Wednesday, February 13, 2013

500 Days



I’ve started reading Eichenwald’s 500 Days, which is about the reign of error and terror that characterized the first half of the Bush administration. The preface contains an abbreviated countdown to 9/11, citing this or that FBI man or reporter who stumbled on the fact that something big was being planned. As is usual in the establishment press, we go easy here on the obvious: the massive incompetence of the Bush administration. If Al Gore had managed to pass through the coup designed by the court and the Bush handlers and actually assume the office of president to which he was elected, I’m pretty confident that Mohammed Atta and his merry crew would have ended up crashing a private plane into a tower in Portland Maine – if they managed to get on board a plane at all. Americans have a hard time facing up to the fact that the elite that they pay so much to is basically as dumb as any elite in history. These aren’t the smartest guys in the room, unless they have rented the room and put a bodyguard up to keep smart guys out.
Eichenwald has, unfortunately, imbibed the NYT anecdote heavy style of reporting. Thus we move between a disparate group of people as though we were in some badly directed episode of Homeland. Here’s a reporter three months before 9/11 interviewing Osama the B. Here’s a customs official two months before 9/11 deporting a mysterious Saudi. These events are covered in a minimal fashion, without any attempt to place them in a context. What would have made for a much more fascinating intro is a much denser stringing together of anticipatory events, because if ever there was an attack foretold, it was 9/11. The only people who didn’t know it was coming worked for the Bush administration in high offices. Just as they didn’t know that occupying Iraq was an expensive, long process, just as they didn’t know how to cope with Katrina, just as they allowed the economy to blow up in 2008 when, after Bear Stearns fell, the merest babe could have told them that they better move fast or the whole system would blow  - so it was with 9/11. But because the U.S. media has long taken its job to be one of providing fluff stories to disguise the awful and criminal incompetence of the powerful, we were treated to an imperial fan dance, and – incredibly – the man most responsible for allowing an amateur group of 19 to take down the WTC – George W. – became, for a while, the most popular president since the other George W – Washington, that is.
Now, there are many dimensions of bad. In one respect, surely, our worst president was Dwight Eisenhower, who presided over the era of above ground nuclear tests which resulted in – according to a study commissioned by Congress – around 200,000 extra cases of thyroid cancer, due to the release of the iodine isotope in the fallout.

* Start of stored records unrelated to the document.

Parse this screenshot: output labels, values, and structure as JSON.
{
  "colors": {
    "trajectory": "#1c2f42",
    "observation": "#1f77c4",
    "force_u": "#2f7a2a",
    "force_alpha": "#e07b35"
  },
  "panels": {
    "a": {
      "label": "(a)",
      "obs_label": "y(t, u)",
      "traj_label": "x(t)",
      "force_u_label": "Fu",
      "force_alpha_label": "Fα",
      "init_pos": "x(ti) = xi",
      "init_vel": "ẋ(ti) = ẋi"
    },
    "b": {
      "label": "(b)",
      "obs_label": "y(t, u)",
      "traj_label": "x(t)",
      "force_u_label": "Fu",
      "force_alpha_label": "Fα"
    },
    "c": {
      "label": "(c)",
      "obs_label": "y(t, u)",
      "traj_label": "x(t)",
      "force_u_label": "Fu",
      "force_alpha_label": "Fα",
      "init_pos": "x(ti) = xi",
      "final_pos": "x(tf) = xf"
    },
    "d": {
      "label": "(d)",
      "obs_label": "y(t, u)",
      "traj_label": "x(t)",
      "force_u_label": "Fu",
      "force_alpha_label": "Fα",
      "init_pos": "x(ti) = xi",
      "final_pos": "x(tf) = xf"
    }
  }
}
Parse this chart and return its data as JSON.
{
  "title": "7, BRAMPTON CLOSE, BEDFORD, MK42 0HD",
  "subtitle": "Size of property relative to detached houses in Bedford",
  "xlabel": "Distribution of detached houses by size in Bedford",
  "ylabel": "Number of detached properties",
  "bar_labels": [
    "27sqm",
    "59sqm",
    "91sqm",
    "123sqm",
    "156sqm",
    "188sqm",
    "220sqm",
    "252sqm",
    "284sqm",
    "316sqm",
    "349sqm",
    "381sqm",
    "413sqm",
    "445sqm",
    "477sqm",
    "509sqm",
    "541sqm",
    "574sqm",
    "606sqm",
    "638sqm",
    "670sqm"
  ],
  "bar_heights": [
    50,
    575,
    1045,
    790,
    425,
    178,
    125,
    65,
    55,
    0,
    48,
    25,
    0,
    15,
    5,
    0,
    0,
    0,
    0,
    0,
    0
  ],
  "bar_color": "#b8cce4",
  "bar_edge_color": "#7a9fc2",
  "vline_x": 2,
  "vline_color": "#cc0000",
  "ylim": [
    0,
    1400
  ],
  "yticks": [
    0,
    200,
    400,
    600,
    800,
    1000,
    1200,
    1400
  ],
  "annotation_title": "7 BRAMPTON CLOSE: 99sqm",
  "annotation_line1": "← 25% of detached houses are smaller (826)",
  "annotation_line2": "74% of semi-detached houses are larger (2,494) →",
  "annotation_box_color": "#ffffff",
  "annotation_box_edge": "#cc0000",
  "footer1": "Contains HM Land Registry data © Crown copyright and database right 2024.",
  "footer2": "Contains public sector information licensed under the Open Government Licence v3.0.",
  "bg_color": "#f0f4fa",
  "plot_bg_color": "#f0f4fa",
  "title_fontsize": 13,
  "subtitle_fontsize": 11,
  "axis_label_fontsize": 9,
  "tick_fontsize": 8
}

Of course, that is a conservative estimate, since the group was not allowed to investigate all the elements in the fallout that effected most of the country from these tests. Eisenhower also, as we now know from declassified NSA documents, played a Doctor Strangelove game with SAC, ordering our nuclear armed jets to penetrate Soviet Airspace on numerous occasions just to check on the Soviet response. If I were to nominate the most dangerous of all U.S. prezes, I’d have to go for Eisenhower.
But Bush is still in the running for greatest bad president, in that he stamped, or his spirit stamped, not only the first decade of the 21st century in these here states, but the second as well. Obama’s administration has so far been but a variable in the Bush paradigm of plutocratic incompetence. You could take Obama’s Defense, Justice and Treasury departments and comfortably plug them into the Bush administration. In this sense, Eichenwald’s book, minus the corny prose – Eichenwald can’t write about the hijacking without calling it a “murderous” hijacking, just in case the reader doesn’t know that people died – is a timely reminder that we are ruled by a meritocracy of shitheads.

1 comment:

Roger said...

Alas, Eichenwald's book is not the revelation I seek. Hell, it even skips over the Kunduz airlift when recounting, with astonishing haste and a narrow scope, the invasion of Afghanistan. Eichenwald has two things going against him: his Timesman's instinct to genuflect to power, and his evident lack of familiarity with the Middle East and Central Asia.